In planning manpower requirements, often described as job task analysis, you would continue to redescribe tasks until all the underlying knowledge and skills of the job description can be defined in sufficient detail.  For manpower planning purposes, you will only need to define skills and knowledge requirements at a relatively global level.


When you are developing a training program, you not only have to define the knowledge and skills needed to support task performance, but also you must review the information and decision-making necessary to support plans. This is the obvious stopping rule for Training Need Analyses (TNAs). 


What if you have more than one purpose in mind for your task analysis?  If your HTA is being used for more than one purpose, you should apply different stopping rules for the collection of different data. For example, if your HTA is to be used for both defining the training requirements and for assessing the interfaces, the data that are collected for a TNA could be obtained for higher-level tasks than that required to assess the interfaces.

Task Analysis Case Study: Error Analysis

Humansystems® was founded in 1982 to provide Human Factors & Ergonomics support to Canadian industry, government, and business.  HSI® consultants' expertise and experience cover most aspects of Human Factors and Ergonomics.

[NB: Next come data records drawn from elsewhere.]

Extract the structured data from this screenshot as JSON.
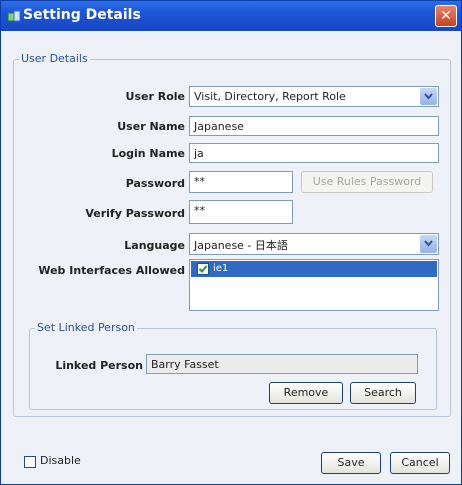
{
  "window": {
    "title": "Setting Details",
    "close_icon": "close-icon"
  },
  "user_details": {
    "group_label": "User Details",
    "user_role": {
      "label": "User Role",
      "value": "Visit, Directory, Report Role"
    },
    "user_name": {
      "label": "User Name",
      "value": "Japanese"
    },
    "login_name": {
      "label": "Login Name",
      "value": "ja"
    },
    "password": {
      "label": "Password",
      "value": "**",
      "button": "Use Rules Password"
    },
    "verify_password": {
      "label": "Verify Password",
      "value": "**"
    },
    "language": {
      "label": "Language",
      "value": "Japanese - 日本語"
    },
    "web_interfaces": {
      "label": "Web Interfaces Allowed",
      "items": [
        {
          "label": "ie1",
          "checked": true
        }
      ]
    }
  },
  "linked_person": {
    "group_label": "Set Linked Person",
    "label": "Linked Person",
    "value": "Barry Fasset",
    "remove_button": "Remove",
    "search_button": "Search"
  },
  "footer": {
    "disable_label": "Disable",
    "save_button": "Save",
    "cancel_button": "Cancel"
  },
  "colors": {
    "title_bar": "#1c55d8",
    "accent_blue": "#2a4fa6",
    "selection": "#316ac5"
  }
}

The HSI® framework allows them to undertake a range of projects in Human Factors / Ergonomics from office layout to full-scale research promptly and cost effectively.


In two projects for a nuclear power provider, Humansystems® chose TaskArchitect because of its’ integration of a graphical hierarchy of the tasks with user definable data collection forms.  While other mixes of tools provided part of this functionality, none of them brought it together in a package to support Hierarchical Task Analysis.

The Humansystems® projects identified the potential for errors in existing standby generator and chlorine injection systems and provided design advice to eliminate those errors in the replacement systems.  Additionally, Humansystems® identified areas where errors would be reduced through features of the new designs (i.e. improvements that were independent of Human Factors issues).  A combination of the review of technical material, informal interview and equipment reviews allowed them to build a comprehensive list of tasks.


TaskArchitect’s ability to take the work out of moving tasks around, through automatic renumbering and adjustment of the hierarchy made the application of Hierarchical Task Analysis within the project both easier and faster.  Features such as support for the structuring of plans made it easier to adopt a consistent style of analysis.  The display of task data in columns next to the task list brought a level of familiarity to TaskArchitect, it looked like the kind of information they would traditionally collect using Excel.  Simple export to Excel helped them to review the data with their subject matter experts at a distance, and new features such as the export of task hierarchy diagrams are anticipated to make bridging that distance even easier.

The clarity of the task hierarchy diagrams and their ease of production helped the analyst to review and interpret the data more easily than they could with more text based tools.